What that article has also done is it has been very prophetic.  There have been several times since 4.00 was released where customers have downloaded 4.00 for the first time many months after the general availability release date  and commented upon some of the differences associated with the move from Native Rendering to Universal Rendering.   Those differences were typically present in the Early Access Program for 4.00 and even 3.20 before that.  So if you fall into this category, the following three paragraphs were from that Ask-Reuben article in the middle of 2021  …

What happens if I don’t participate in an EAP?

The biggest danger is that we change something that breaks your code or changes your application on some way.
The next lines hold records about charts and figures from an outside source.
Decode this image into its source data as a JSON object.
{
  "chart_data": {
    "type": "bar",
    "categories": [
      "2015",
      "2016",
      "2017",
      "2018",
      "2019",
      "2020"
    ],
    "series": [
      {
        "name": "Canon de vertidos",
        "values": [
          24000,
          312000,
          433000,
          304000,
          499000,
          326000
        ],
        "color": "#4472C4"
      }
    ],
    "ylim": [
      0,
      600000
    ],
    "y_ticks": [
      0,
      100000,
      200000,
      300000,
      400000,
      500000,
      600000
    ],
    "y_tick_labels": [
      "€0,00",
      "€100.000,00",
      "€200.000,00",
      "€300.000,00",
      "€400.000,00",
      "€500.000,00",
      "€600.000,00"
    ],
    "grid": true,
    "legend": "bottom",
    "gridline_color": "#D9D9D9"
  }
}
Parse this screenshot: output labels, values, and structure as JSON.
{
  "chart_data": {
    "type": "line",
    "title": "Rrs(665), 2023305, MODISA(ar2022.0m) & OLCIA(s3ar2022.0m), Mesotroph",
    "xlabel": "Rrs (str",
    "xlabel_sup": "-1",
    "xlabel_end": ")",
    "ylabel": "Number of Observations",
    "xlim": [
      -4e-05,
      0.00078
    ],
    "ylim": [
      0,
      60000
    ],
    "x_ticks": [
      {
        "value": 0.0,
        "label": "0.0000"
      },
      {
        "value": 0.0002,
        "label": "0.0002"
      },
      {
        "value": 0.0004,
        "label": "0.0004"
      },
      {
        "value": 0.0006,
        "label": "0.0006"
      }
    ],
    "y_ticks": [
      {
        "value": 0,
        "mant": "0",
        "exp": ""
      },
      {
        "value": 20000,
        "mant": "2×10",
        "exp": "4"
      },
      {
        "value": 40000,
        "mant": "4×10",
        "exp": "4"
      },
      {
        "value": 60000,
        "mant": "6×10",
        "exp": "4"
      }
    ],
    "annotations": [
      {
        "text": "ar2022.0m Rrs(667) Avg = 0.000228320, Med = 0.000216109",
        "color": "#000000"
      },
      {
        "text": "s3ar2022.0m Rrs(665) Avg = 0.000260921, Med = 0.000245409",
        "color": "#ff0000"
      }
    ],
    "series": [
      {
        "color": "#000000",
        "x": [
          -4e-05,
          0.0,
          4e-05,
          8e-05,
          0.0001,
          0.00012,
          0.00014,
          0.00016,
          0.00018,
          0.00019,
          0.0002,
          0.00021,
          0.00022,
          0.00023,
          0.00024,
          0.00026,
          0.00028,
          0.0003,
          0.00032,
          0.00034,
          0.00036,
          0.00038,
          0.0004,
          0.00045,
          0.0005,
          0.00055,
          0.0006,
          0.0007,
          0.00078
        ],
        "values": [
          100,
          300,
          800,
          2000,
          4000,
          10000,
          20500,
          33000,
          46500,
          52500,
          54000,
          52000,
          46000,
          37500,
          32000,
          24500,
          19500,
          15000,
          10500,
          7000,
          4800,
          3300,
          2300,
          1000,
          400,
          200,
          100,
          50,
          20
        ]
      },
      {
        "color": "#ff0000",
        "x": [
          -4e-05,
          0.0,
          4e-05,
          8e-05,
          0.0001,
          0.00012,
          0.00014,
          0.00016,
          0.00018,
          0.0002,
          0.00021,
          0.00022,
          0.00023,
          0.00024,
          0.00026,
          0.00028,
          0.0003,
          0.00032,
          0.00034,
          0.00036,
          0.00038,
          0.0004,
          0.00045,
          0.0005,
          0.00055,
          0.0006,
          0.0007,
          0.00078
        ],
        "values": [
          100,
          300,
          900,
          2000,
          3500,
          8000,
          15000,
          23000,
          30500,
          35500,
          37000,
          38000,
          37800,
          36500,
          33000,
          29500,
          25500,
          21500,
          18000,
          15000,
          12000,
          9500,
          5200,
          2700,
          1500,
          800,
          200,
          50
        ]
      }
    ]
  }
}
We try not to do this, but it can happen.  During the EAP we have more options available to us to resolve any issue.  If you don’t participate in the EAP and only discover an issue after the release has occurred, then you may be in a position where you have to wait until a maintenance release for the issue to be resolved, or we may decide that this is the future path and you have to amend your code.

Also if we add any new feature, when you go to use it at a later date, you may find that you are restricted in its use because it is missing a feature that is important to you.

It is much more difficult for us to make change after a release has occurred.  With any subsequent maintenance release we …

  • don’t want to force developers to edit 4gl code in order to install a maintenance release
  • don’t want to force developers to compile 4gl code as part of installing a maintenance release
  • don’t want to force concurrent installation of two or more of our products as part of a maintenance release

The best time for us to make changes is in the EAP period BEFORE a product is released to GA.

I intend to skip a release, should I participate in the EAP?

The decision to participate is always upto you and you need to weigh up the positives and negatives of participating, and just what your level of commitment is.

I will give you this example, in recent months I have seen customers upgrading from 2.50 to 3.20 i.e skipping 3.00, 3.10.  They have encountered issues where upon analysis we discover that some behaviour was changed between 2.50 and 3.00, and they are the first to report a negative impact of this change.   If they had participated in the 3.00 EAP 6 years ago  we could have take their feedback into account and made adjustments accordingly, but now 6 years later we have to consider that users of 3.00, 3.10, 3.20 are accepting of the change in behaviour.

Is there any particular reason I should look at this EAP (4.00)?

This is the first release with the user interface standardised on Universal Rendering.  Native Rendering is no longer shipped inside the front-end clients.  If you have not taken the opportunity to review Universal Rendering in any of the 3.xx releases then this is your last chance.

… hopefully you can look back and think perhaps I should have invested more resources to the EAP and provided feedback earlier.

The v5 release in early 2024 has less change than v4.  The Early Access Program is only scheduled for two months, not six, although that can change if there is a lot of feedback.  I would describe v5 as more about performance, stability and consolidation than a big technical change as the transformation from Native to Universal Rendering was.